Neblett Community Center Hosts ‘Soul Night’ Fundraising Dinner
The H.L. Neblett Community Center will host Soul Night at the Neblett, a fun-filled evening that will feature soul food and music by Charlene Blay and the 2nd Edition.
The fundraiser kicks off at 6 p.m. Saturday at the Neblett Community Center, 801 W. Fifth St. Tickets cost $50 per person. Reservations can be made through 5 p.m. Friday, Aug. 23, by calling 270-685-3197.
In years past, the nonprofit has hosted banquets at the RiverPark Center and other venues.

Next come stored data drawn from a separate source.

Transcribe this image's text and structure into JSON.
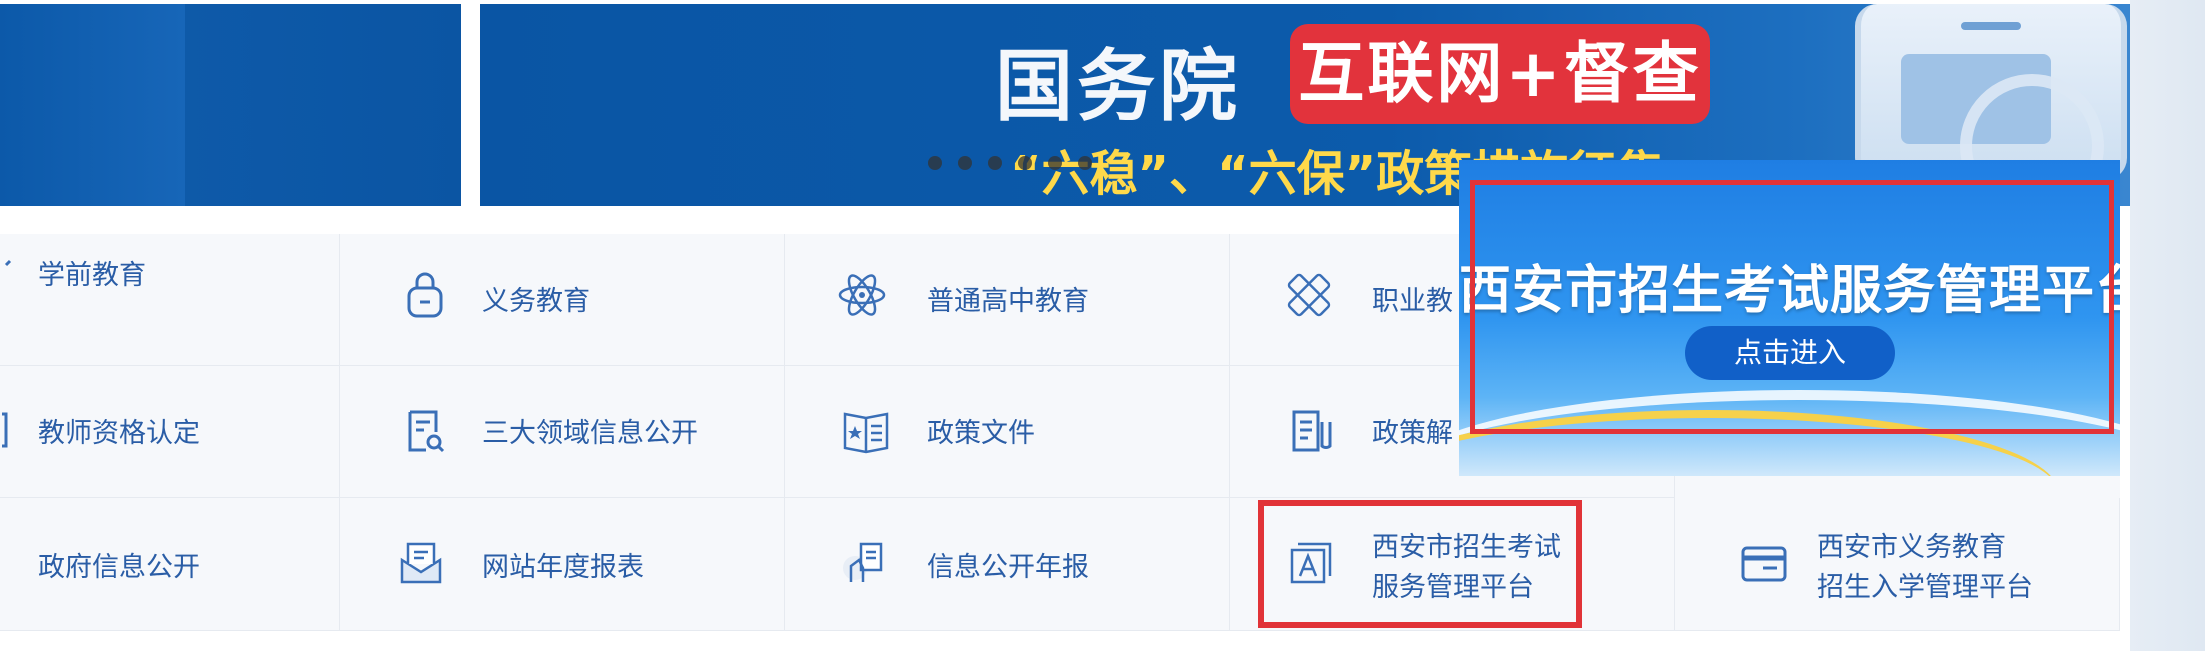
{
  "banner": {
    "title": "国务院",
    "badge": "互联网+督查",
    "subtitle": "“六稳”、“六保”政策措施征集"
  },
  "grid": {
    "row1": [
      {
        "label": "学前教育",
        "icon": "preschool-icon"
      },
      {
        "label": "义务教育",
        "icon": "backpack-icon"
      },
      {
        "label": "普通高中教育",
        "icon": "atom-icon"
      },
      {
        "label": "职业教",
        "icon": "tools-icon"
      }
    ],
    "row2": [
      {
        "label": "教师资格认定",
        "icon": "certificate-icon"
      },
      {
        "label": "三大领域信息公开",
        "icon": "document-search-icon"
      },
      {
        "label": "政策文件",
        "icon": "book-star-icon"
      },
      {
        "label": "政策解",
        "icon": "policy-doc-icon"
      }
    ],
    "row3": [
      {
        "label": "政府信息公开",
        "icon": "info-icon"
      },
      {
        "label": "网站年度报表",
        "icon": "envelope-report-icon"
      },
      {
        "label": "信息公开年报",
        "icon": "hand-doc-icon"
      },
      {
        "label1": "西安市招生考试",
        "label2": "服务管理平台",
        "icon": "exam-platform-icon"
      },
      {
        "label1": "西安市义务教育",
        "label2": "招生入学管理平台",
        "icon": "enrollment-card-icon"
      }
    ]
  },
  "popup": {
    "title": "西安市招生考试服务管理平台",
    "button": "点击进入"
  },
  "colors": {
    "link": "#2a5da6",
    "highlight": "#e13338",
    "banner_blue": "#0a55a4",
    "badge_red": "#e2333c"
  }
}
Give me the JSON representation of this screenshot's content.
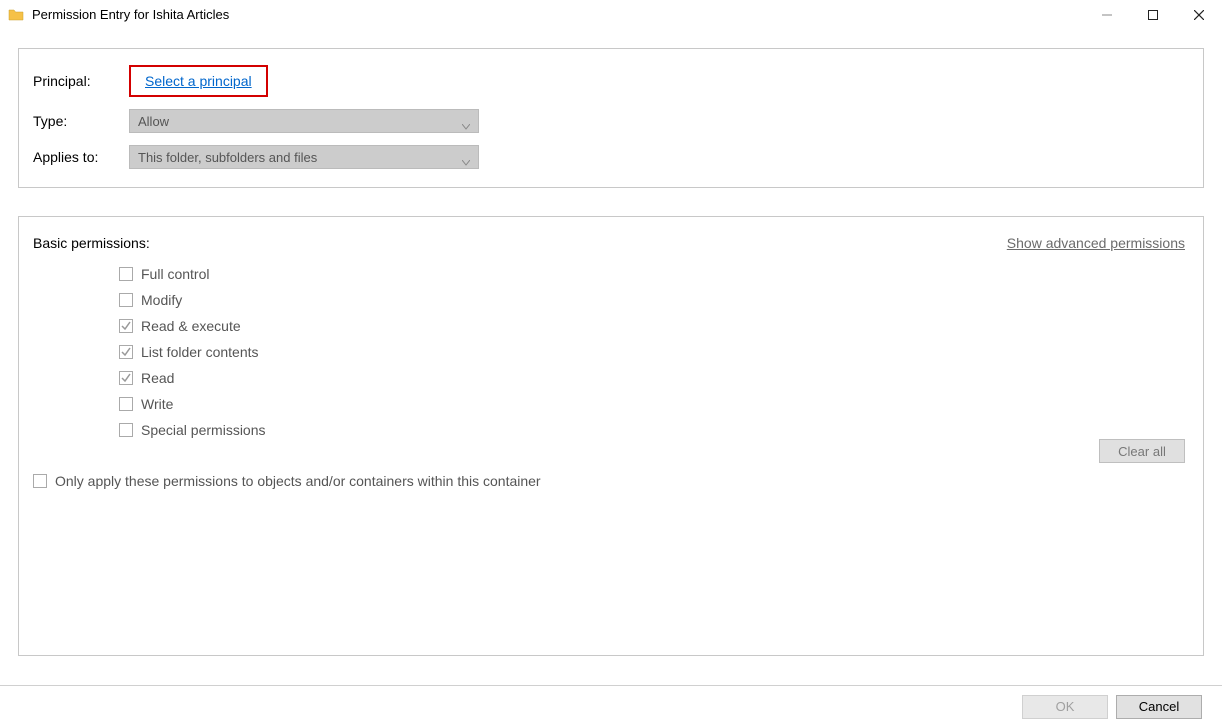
{
  "window": {
    "title": "Permission Entry for Ishita Articles"
  },
  "form": {
    "principal_label": "Principal:",
    "principal_link": "Select a principal",
    "type_label": "Type:",
    "type_value": "Allow",
    "applies_label": "Applies to:",
    "applies_value": "This folder, subfolders and files"
  },
  "permissions": {
    "heading": "Basic permissions:",
    "advanced_link": "Show advanced permissions",
    "items": [
      {
        "label": "Full control",
        "checked": false
      },
      {
        "label": "Modify",
        "checked": false
      },
      {
        "label": "Read & execute",
        "checked": true
      },
      {
        "label": "List folder contents",
        "checked": true
      },
      {
        "label": "Read",
        "checked": true
      },
      {
        "label": "Write",
        "checked": false
      },
      {
        "label": "Special permissions",
        "checked": false
      }
    ],
    "only_apply_label": "Only apply these permissions to objects and/or containers within this container",
    "only_apply_checked": false,
    "clear_all_label": "Clear all"
  },
  "footer": {
    "ok_label": "OK",
    "cancel_label": "Cancel"
  }
}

“This year, we wanted to have people come to our place and fellowship with us here,” said Olga McKissic, the center’s executive director.
McKissic often hears Daviess County residents say they aren’t familiar with the Neblett Community Center or don’t know where it is located.
“It’s an opportunity for them to come to our house and see the facility and learn about what we do,” she said.
Saturday night’s meal will feature soul food: fried chicken, barbecued rip tips, barbecued chicken wings, mac ‘n’ cheese, green beans, red potatoes, corn, corn muffins, and cobblers.
David Glover, Blay’s husband, will prepare the meal. Glover worked as a chef in Chicago.
The event will feature an unusual silent auction of art created by children who attend the center’s programs. During the summer, local artist Leeza Dukes taught art classes at the center. About 20 paintings from those classes will be up for sale Saturday night.
“They are so beautiful,” McKissic said. “There are seahorses with beading, hydrangeas, lilies and butterflies. One little boy did a monkey that would go well in a child’s room. I think people will be impressed.”
Also, the event’s keynote speaker will be Roszalyn Akins, a Lexington educator and co-founder of the BMW Academy, which is a Saturday program for black boys.
The Neblett Community Center is developing a similar program called the Western Academy at the Neblett, a project-based academic program that will teach STEM courses, robotics and life skills classes. The Saturday program is set to start Oct. 19. It is designed for children enrolled in third to sixth grades.
The Western Academy is a pilot program in collaboration with Owensboro Public Schools. McKissic hopes to expand to other school districts in the future.
Proceeds from Saturday night’s even support the Neblett Community Center’s programming.